There are a lot more gaps than usual to fill in the garden this spring. The cold, wet winter killed two-thirds of our potato onions
and softneck garlic (although our hardneck garlic, Music, is plugging
right along unhindered). A dry spell when I didn't think to water
made for holey germination in the carrot and Swiss chard beds, and Huckleberry's hard work scratched up some peas and poppies. Time to fill in the gaps!
For some crops, it's not
too late to just replant. I scattered another round of carrot
seeds on the appropriate bed and popped Swiss chard seeds into hoed rows
(after teasing apart the one seed cluster that had fully germinated,
leading to three seedlings in one spot). There were enough poppy
seedlings clustered too close together that I could just transplant them
to fill in the gaps, and then I slipped broccoli starts into the holes
between garlic plants.
After
that, I started getting whimsical. How about a few carrots in the
gaps in the pea beds? Maybe some Red Russian kale in the spaces
between potato onions?
The trick with filling in
gaps is to add crops that will mature at about the same time as the
vegetables that originally owned the bed.

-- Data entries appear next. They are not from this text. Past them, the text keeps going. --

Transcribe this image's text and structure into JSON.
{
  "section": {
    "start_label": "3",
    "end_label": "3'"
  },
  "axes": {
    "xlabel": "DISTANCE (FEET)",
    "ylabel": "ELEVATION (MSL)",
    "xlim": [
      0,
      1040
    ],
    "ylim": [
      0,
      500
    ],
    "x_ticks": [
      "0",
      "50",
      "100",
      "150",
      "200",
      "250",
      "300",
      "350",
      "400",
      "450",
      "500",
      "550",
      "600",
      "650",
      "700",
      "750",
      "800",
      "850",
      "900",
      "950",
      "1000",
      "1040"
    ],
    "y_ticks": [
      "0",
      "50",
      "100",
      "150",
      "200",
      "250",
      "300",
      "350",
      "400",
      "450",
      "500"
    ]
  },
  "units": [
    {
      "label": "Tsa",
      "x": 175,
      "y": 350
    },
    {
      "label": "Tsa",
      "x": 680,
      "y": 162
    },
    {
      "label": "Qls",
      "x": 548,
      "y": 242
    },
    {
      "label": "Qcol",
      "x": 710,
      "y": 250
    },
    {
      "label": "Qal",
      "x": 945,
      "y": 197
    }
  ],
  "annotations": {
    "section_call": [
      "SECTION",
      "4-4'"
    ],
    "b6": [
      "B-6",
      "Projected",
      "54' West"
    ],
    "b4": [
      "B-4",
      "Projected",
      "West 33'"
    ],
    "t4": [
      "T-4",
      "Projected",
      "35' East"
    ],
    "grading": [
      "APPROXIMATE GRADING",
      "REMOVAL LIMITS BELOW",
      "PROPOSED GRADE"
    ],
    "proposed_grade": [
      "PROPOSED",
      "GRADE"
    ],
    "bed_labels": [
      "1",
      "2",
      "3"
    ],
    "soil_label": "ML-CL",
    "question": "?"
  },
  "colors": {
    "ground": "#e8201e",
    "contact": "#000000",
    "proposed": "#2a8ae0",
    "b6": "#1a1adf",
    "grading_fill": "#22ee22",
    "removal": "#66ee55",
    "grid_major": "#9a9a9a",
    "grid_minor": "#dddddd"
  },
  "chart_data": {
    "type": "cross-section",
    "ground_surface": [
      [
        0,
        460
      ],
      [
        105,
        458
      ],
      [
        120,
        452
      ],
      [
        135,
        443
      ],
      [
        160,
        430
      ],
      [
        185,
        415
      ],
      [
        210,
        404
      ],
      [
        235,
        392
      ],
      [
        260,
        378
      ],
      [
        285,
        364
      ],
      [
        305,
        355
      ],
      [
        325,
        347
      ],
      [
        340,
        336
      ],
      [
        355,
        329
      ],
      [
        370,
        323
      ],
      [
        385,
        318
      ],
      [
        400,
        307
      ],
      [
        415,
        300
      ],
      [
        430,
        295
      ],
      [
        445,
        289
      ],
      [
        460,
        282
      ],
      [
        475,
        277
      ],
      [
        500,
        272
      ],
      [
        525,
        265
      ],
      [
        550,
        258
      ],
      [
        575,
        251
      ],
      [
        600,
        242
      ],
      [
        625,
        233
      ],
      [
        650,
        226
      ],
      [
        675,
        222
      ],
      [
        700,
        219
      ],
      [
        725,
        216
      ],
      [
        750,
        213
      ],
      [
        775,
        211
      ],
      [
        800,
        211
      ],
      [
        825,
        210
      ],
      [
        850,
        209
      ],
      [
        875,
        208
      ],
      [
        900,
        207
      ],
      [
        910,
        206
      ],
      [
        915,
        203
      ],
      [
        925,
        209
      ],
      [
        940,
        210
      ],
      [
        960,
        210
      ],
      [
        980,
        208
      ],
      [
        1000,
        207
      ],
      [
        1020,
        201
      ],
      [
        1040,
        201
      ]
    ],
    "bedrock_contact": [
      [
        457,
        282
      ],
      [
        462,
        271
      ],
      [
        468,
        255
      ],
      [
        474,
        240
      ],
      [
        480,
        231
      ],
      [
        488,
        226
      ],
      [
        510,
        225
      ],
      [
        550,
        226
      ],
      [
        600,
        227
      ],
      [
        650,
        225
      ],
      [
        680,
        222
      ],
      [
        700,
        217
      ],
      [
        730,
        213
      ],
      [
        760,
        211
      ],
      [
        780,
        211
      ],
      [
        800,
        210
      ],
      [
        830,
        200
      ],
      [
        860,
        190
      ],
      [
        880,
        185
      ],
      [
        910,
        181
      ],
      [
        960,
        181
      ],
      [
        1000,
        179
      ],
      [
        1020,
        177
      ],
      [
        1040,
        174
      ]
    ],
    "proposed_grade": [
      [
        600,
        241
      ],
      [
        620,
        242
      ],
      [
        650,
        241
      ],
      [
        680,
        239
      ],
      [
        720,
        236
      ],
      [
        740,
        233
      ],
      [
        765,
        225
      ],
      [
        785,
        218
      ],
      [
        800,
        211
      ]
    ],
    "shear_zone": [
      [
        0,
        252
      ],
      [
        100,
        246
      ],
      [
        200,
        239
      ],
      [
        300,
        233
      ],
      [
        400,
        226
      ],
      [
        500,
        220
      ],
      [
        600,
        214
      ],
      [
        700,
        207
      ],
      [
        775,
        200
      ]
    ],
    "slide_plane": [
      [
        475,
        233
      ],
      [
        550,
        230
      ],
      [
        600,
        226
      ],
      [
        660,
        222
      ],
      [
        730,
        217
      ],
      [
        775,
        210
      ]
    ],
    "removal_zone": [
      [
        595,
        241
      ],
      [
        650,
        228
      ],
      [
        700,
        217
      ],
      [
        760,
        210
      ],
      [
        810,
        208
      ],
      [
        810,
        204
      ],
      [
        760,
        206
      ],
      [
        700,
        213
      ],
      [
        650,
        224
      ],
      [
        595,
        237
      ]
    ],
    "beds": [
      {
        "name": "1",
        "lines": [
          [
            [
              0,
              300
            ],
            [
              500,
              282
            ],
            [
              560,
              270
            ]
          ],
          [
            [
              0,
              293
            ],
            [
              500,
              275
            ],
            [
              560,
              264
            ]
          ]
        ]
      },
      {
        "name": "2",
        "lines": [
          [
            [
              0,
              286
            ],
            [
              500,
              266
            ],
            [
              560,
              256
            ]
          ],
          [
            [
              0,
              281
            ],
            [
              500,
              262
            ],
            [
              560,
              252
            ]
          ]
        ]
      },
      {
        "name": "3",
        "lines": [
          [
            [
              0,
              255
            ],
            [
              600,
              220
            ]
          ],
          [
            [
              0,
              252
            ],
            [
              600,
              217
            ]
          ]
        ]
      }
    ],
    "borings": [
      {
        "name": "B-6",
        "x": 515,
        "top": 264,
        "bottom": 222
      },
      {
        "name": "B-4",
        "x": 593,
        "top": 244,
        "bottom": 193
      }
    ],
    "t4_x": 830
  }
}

You also don't want to
plant something that's going to get too big, shading out the vegetables
you really care about, and you definitely don't want to add anything
that will need trellising. So no cabbages, even though I have
plenty more starts on hand, and nothing that will need more than two
months to mature. (The carrots are small hybrids, listed at 54
days to harvest.)
I seeded and transplanted
Monday and Tuesday, knowing a rainy spell was due to blow in Tuesday
afternoon. Hopefully water from the sky will sprout my seeds and
settle my transplants, filling the garden with life.